Road to Ruin

by Mark Hahn


There was One Stop between Winkleman and Hayden. It’s been gone for years and is slowly falling into ruin. It is still filled with the remains of what it once was and what it had been to those who stopped here. In some ways, it could have been anywhere. The people who shopped here were like people everywhere. We all have the same basic needs.

It’s forty degrees outside. The woman walks in with no shoes. She is missing teeth.

“You back already,” asks the girl behind the counter.

“It’s still Friday,” laughs the woman.

“Remember, you made me promise not to sell you anything till next Friday.”

“It’s not midnight yet! I meant starting tomorrow.”

Without speaking, the clerk grabs a pint of cheap bourbon, two travel sized bottles of Courvoisier and a pack of generic smokes. She puts them on the counter in front of the woman. The clerk knows exactly what she wants.

“Listen honey, I’m not going to be your babysitter. You came in and made me promise not to sell you any more booze until next Friday. Now you’re here buying more. You have to make up your mind.”

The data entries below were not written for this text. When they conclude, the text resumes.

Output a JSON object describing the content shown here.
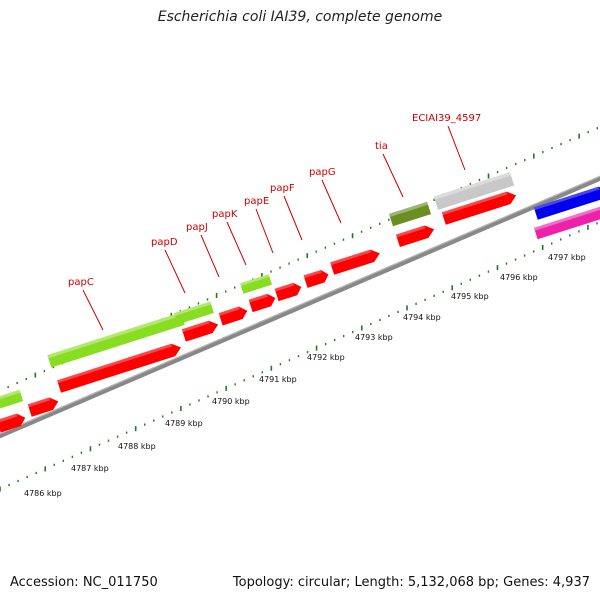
{
  "header": {
    "title": "Escherichia coli IAI39, complete genome"
  },
  "footer": {
    "accession": "Accession: NC_011750",
    "stats": "Topology: circular; Length: 5,132,068 bp; Genes: 4,937"
  },
  "colors": {
    "label": "#cc0000",
    "cds": "#ff0000",
    "backbone": "#888888",
    "tick": "#1f7a1f",
    "lime": "#88dd22",
    "olive": "#6b8e23",
    "gray": "#c8c8c8",
    "blue": "#0000ee",
    "magenta": "#ee22aa"
  },
  "scale": {
    "unit": "kbp",
    "labels": [
      "4786 kbp",
      "4787 kbp",
      "4788 kbp",
      "4789 kbp",
      "4790 kbp",
      "4791 kbp",
      "4792 kbp",
      "4793 kbp",
      "4794 kbp",
      "4795 kbp",
      "4796 kbp",
      "4797 kbp"
    ]
  },
  "genes": [
    {
      "name": "papC"
    },
    {
      "name": "papD"
    },
    {
      "name": "papJ"
    },
    {
      "name": "papK"
    },
    {
      "name": "papE"
    },
    {
      "name": "papF"
    },
    {
      "name": "papG"
    },
    {
      "name": "tia"
    },
    {
      "name": "ECIAI39_4597"
    }
  ]
}
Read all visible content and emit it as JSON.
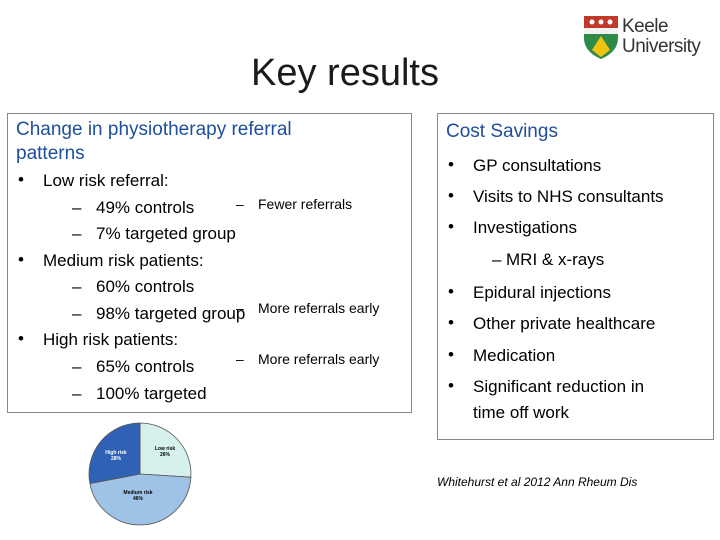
{
  "slide": {
    "title": "Key results",
    "logo": {
      "line1": "Keele",
      "line2": "University"
    }
  },
  "left_panel": {
    "heading_line1": "Change in physiotherapy referral",
    "heading_line2": "patterns",
    "items": [
      {
        "bullet": "•",
        "text": "Low risk referral:"
      },
      {
        "dash": "–",
        "text": "49% controls"
      },
      {
        "dash": "–",
        "text": "7% targeted group"
      },
      {
        "bullet": "•",
        "text": "Medium risk patients:"
      },
      {
        "dash": "–",
        "text": "60% controls"
      },
      {
        "dash": "–",
        "text": "98% targeted group"
      },
      {
        "bullet": "•",
        "text": "High risk patients:"
      },
      {
        "dash": "–",
        "text": "65% controls"
      },
      {
        "dash": "–",
        "text": "100% targeted"
      }
    ],
    "notes": [
      {
        "dash": "–",
        "text": "Fewer referrals"
      },
      {
        "dash": "–",
        "text": "More referrals early"
      },
      {
        "dash": "–",
        "text": "More referrals early"
      }
    ]
  },
  "right_panel": {
    "heading": "Cost Savings",
    "items": [
      {
        "bullet": "•",
        "text": "GP consultations"
      },
      {
        "bullet": "•",
        "text": "Visits to NHS consultants"
      },
      {
        "bullet": "•",
        "text": "Investigations"
      },
      {
        "dash": "–",
        "text": "MRI & x-rays"
      },
      {
        "bullet": "•",
        "text": "Epidural injections"
      },
      {
        "bullet": "•",
        "text": "Other private healthcare"
      },
      {
        "bullet": "•",
        "text": "Medication"
      },
      {
        "bullet": "•",
        "text": "Significant reduction in"
      },
      {
        "text": "time off work"
      }
    ]
  },
  "citation": "Whitehurst et al 2012 Ann Rheum Dis",
  "chart_data": {
    "type": "pie",
    "slices": [
      {
        "label": "Low risk",
        "pct_label": "26%",
        "value": 26,
        "color": "#d6f0ee"
      },
      {
        "label": "Medium risk",
        "pct_label": "46%",
        "value": 46,
        "color": "#9fc3e6"
      },
      {
        "label": "High risk",
        "pct_label": "28%",
        "value": 28,
        "color": "#2f62b5"
      }
    ]
  },
  "colors": {
    "heading": "#1f4e9c",
    "border": "#888888"
  }
}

The woman seemed defeated.

“That starts at midnight.”

The woman is drunk and continues on with the argument that the whole world will be new tomorrow —  the lies we tell ourselves to get on with our lives the way they are. In reality, it was already 10:45 so she would probably still be up drinking her bourbon when the new day started.

* * *

The rise of the modern convenience store in America corresponds roughly with the post-depression post-WWII mobilization of the country. This, by extension, was the birth of the Beat Generation. Jack Kerouac completed his famous novel On The Road in 1951 and in 1952 the 7-Eleven chain opened its 100th store. Fast food chains were just starting to spread across the country at this time as well — McDonald’s started selling franchises in 1953. Ten years later, Bob Dylan would proclaim, “the times they are a changing.” Only, for Kerouac, he didn’t see it coming. Instead, he looked back at the old American landscape and tried to find something new in it. Perhaps all of us want to look back and find something we’ve missed in our youth. Kerouac lived on apple pie and ice cream as he crossed America.

Ginsberg once told Neal Cassady that he could do anything he wanted to, including living an open and honest existence and being the greatest poet since Rimbaud. Cassady spent his time working menial jobs, fucking women and going to the midget car races — watching little cars go around in circles never getting anywhere new. Cassady was always on a schedule. Drank, fucked, worked and watched the races all by the clock. The schedule was important to keep, maybe more important than what he did. We have to keep moving. We punctuate our time with the little things we do and the products we consume. One Stop offered all the basics.

As a young man living in Detroit — between colleges and jobs — I spent a period of my life working on a novel. Night became day and day night as I fed myself amphetamines and booze. I hammered out fucked up stream of consciousness prose on my dad’s old Smith Corona typewriter. When I could, I tried to sleep during the day.

On cool nights I’d throw on my dad’s old gray cable knit sweater and ride the Honda to one of the all night 7-Elevens to get cigarettes. When no one was around, I’d stay and talk with the cute girl working the graveyard shift. We talked about authors, writing and classic literature. She was taking courses at the local community college.

I should have asked her out — that’s what she wanted. I never figured out how to do it without it coming out like I was looking for a dumb date. What I really wanted to do was just ride around on the Honda with her on the back — her arms around me as we sped through the dark streets of Detroit. Then we could go back to her place and talk about music and literature. I should have just asked her if she wanted to take a ride. It never happened.


During my move from LA to Tucson, I came across the yellowing unfinished manuscript. It was better than I thought it would be. The characters seemed real. The story was developing into something new and I cared what was going to happen to the characters. After so many years, the novel was as new to me as to anyone else who would have stumbled across it. Then it just ends — like a lot of things.

All the notes for the novel are gone and I can’t remember where the story was supposed to go. I don’t remember where the characters were going to end up — I probably never knew. I also don’t remember much about the girl at the 7-Eleven other than that she made me happy when I talked with her.